The silver lining was that the White House adviser Gary Cohn would be organising a meeting between steel and aluminium consumers; he is the voice of reason on trade policy.  Unfortunately, he resigned the very next day, which was a blow to anti-protectionism and adds to the unusually high turnover of senior staff in Trump’s administration.  This undermines the policy continuity that markets crave.

We believe the economic impact may be fairly limited since steel and aluminium imports account for around 2% of all US imports.  The clear majority of imported metals come from Canada and Mexico, which have been given a temporary exemption.  So, whom is Trump looking to pick a fight with in the trade war?  If it is China, as many suspect, then it will have little effect.

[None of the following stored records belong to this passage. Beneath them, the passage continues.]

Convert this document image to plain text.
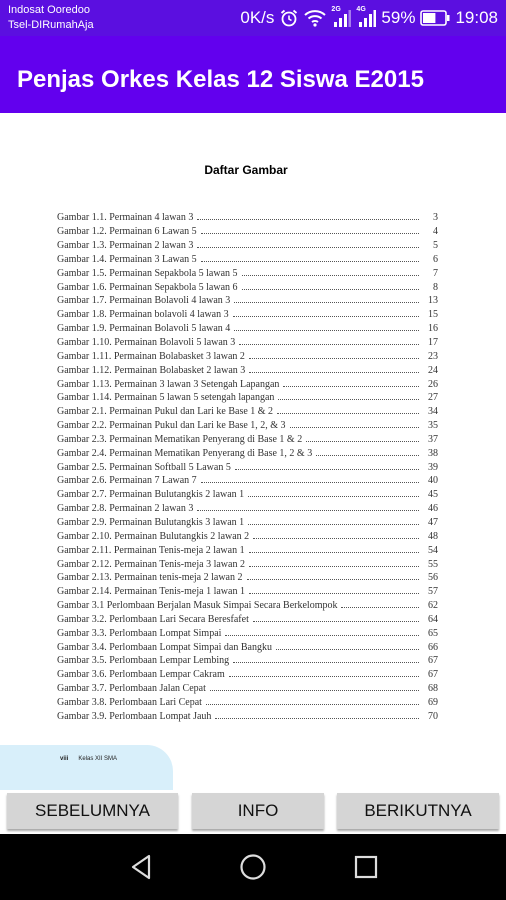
Indosat Ooredoo
Tsel-DIRumahAja	0K/s	2G 4G 59% 19:08
Penjas Orkes Kelas 12 Siswa E2015
Daftar Gambar
Gambar 1.1. Permainan 4 lawan 3	3
Gambar 1.2. Permainan 6 Lawan 5	4
Gambar 1.3. Permainan 2 lawan 3	5
Gambar 1.4. Permainan 3 Lawan 5	6
Gambar 1.5. Permainan Sepakbola 5 lawan 5	7
Gambar 1.6. Permainan Sepakbola 5 lawan 6	8
Gambar 1.7. Permainan Bolavoli 4 lawan 3	13
Gambar 1.8. Permainan bolavoli 4 lawan 3	15
Gambar 1.9. Permainan Bolavoli 5 lawan 4	16
Gambar 1.10. Permainan Bolavoli 5 lawan 3	17
Gambar 1.11. Permainan Bolabasket 3 lawan 2	23
Gambar 1.12. Permainan Bolabasket 2 lawan 3	24
Gambar 1.13. Permainan 3 lawan 3 Setengah Lapangan	26
Gambar 1.14. Permainan 5 lawan 5 setengah lapangan	27
Gambar 2.1. Permainan Pukul dan Lari ke Base 1 & 2	34
Gambar 2.2. Permainan Pukul dan Lari ke Base 1, 2, & 3	35
Gambar 2.3. Permainan Mematikan Penyerang di Base 1 & 2	37
Gambar 2.4. Permainan Mematikan Penyerang di Base 1, 2 & 3	38
Gambar 2.5. Permainan Softball 5 Lawan 5	39
Gambar 2.6. Permainan 7 Lawan 7	40
Gambar 2.7. Permainan Bulutangkis 2 lawan 1	45
Gambar 2.8. Permainan 2 lawan 3	46
Gambar 2.9. Permainan Bulutangkis 3 lawan 1	47
Gambar 2.10. Permainan Bulutangkis 2 lawan 2	48
Gambar 2.11. Permainan Tenis-meja 2 lawan 1	54
Gambar 2.12. Permainan Tenis-meja 3 lawan 2	55
Gambar 2.13. Permainan tenis-meja 2 lawan 2	56
Gambar 2.14. Permainan Tenis-meja 1 lawan 1	57
Gambar 3.1 Perlombaan Berjalan Masuk Simpai Secara Berkelompok	62
Gambar 3.2. Perlombaan Lari Secara Beresfafet	64
Gambar 3.3. Perlombaan Lompat Simpai	65
Gambar 3.4. Perlombaan Lompat Simpai dan Bangku	66
Gambar 3.5. Perlombaan Lempar Lembing	67
Gambar 3.6. Perlombaan Lempar Cakram	67
Gambar 3.7. Perlombaan Jalan Cepat	68
Gambar 3.8. Perlombaan Lari Cepat	69
Gambar 3.9. Perlombaan Lompat Jauh	70
viii Kelas XII SMA
SEBELUMNYA	INFO	BERIKUTNYA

China’s overall exports surged 44% in February, which along with a slight decline in import growth, pushed the country’s trade surplus to $33 billion for the month.  China has now brought itself in line with Germany, France and the UK by abolishing term limits for its head of Government.  This was not a surprise and for the short-term means stability, which markets may look upon favourably.  The flip-side is over the longer-term it may make innovation more challenging, which depends on interesting times to provoke improvements and changes.